The fit of the measurement models was evaluated on the basis of the root mean square error of approximation (RMSEA), the comparative fit index (CFI), and the standardized root mean square residual (SRMR). In general, an RMSEA ≤ .060 suggests an overall acceptable model fit (Hu & Bentler, 1999); a difference of ΔRMSEA ≤ .015, a ΔCFI ≤ .010, and a ΔSRMR ≤ .030 between the configural and the metric invariance model suggests metric invariance; and a difference of ΔRMSEA ≤ .015, a ΔCFI ≤ .010, and a ΔSRMR ≤ .010 between the metric and the scalar invariance model suggests scalar invariance (Chen, 2007).
Table 6
Measurement models for the Grit Scale
Measurement Model |
Description |
RMSEA |
CFI |
SRMR |
χ² |
df |
Configural Invariance Model (without acquiescence) |
Same factor structure for all countries, no acquiescence |
.101 |
.787 |
.066 |
2,489.06 |
540 |
Configural Invariance Model (with acquiescence) |
Same factor structure for all countries, acquiescence |
.068 |
.906 |
.051 |
1,378.64 |
520 |
Metric Invariance Model (with acquiescence) |
Same factor loadings for all countries, acquiescence |
.065 |
.889 |
.076 |
1,689.37 |
672 |
Scalar Invariance Model (with acquiescence) |
Same factor loadings and same intercepts for all countries, acquiescence |
.098 |
.702 |
.107 |
3,536.96 |
805 |
Note. n = 7,091.
As can be seen from Table 3, none of the tested models fit the data perfectly but the metric invariance model (with a latent acquiescence variable) fits the data best. This suggests that the structure of the grit construct is the same in all countries and that the construct has equivalent meanings across countries. Hence, country differences in correlations between grit and other variables can be interpreted meaningfully.
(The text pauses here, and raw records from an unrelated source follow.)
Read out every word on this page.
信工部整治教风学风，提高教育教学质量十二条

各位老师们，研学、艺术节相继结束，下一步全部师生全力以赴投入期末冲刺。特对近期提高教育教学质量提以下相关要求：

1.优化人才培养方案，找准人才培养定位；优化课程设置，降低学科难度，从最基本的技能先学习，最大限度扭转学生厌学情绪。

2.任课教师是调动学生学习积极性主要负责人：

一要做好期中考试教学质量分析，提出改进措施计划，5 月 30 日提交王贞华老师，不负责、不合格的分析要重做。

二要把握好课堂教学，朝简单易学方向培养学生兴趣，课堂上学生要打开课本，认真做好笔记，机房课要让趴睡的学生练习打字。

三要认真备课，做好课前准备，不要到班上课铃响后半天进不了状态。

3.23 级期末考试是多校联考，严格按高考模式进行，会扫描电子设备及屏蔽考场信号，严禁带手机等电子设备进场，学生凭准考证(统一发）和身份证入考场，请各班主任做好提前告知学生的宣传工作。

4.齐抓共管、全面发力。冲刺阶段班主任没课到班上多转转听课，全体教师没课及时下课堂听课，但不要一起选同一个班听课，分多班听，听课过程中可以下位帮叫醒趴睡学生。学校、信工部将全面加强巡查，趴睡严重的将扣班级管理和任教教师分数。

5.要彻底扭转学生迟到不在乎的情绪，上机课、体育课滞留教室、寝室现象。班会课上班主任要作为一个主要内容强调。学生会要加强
However, scalar invariance could not be accepted because the item intercepts differed between countries, which means that respondents’ answers were influenced not only by their level of grit but also by additional, country-specific factors. Differences in the means of the manifest grit variable should therefore be interpreted with caution. Different means of the manifest grit score can indicate either construct differences or differences in item intercepts. In addition, the latent acquiescence variable suggests that the manifest items are biased by acquiescent responding, which biases the factor structure of the Grit Scale. However, the composite scale score can be considered unaffected by acquiescence because the scale consists of five positively keyed and four negatively keyed items. We also investigated whether the lack of scalar invariance could be explained by specific items or specific countries. Table A2 of the Appendix shows the intercepts of the nine grit items per country. No item or country deviated systematically. This suggests that measurement invariance cannot be improved by revising (or excluding) a single item or the scale of a specific country.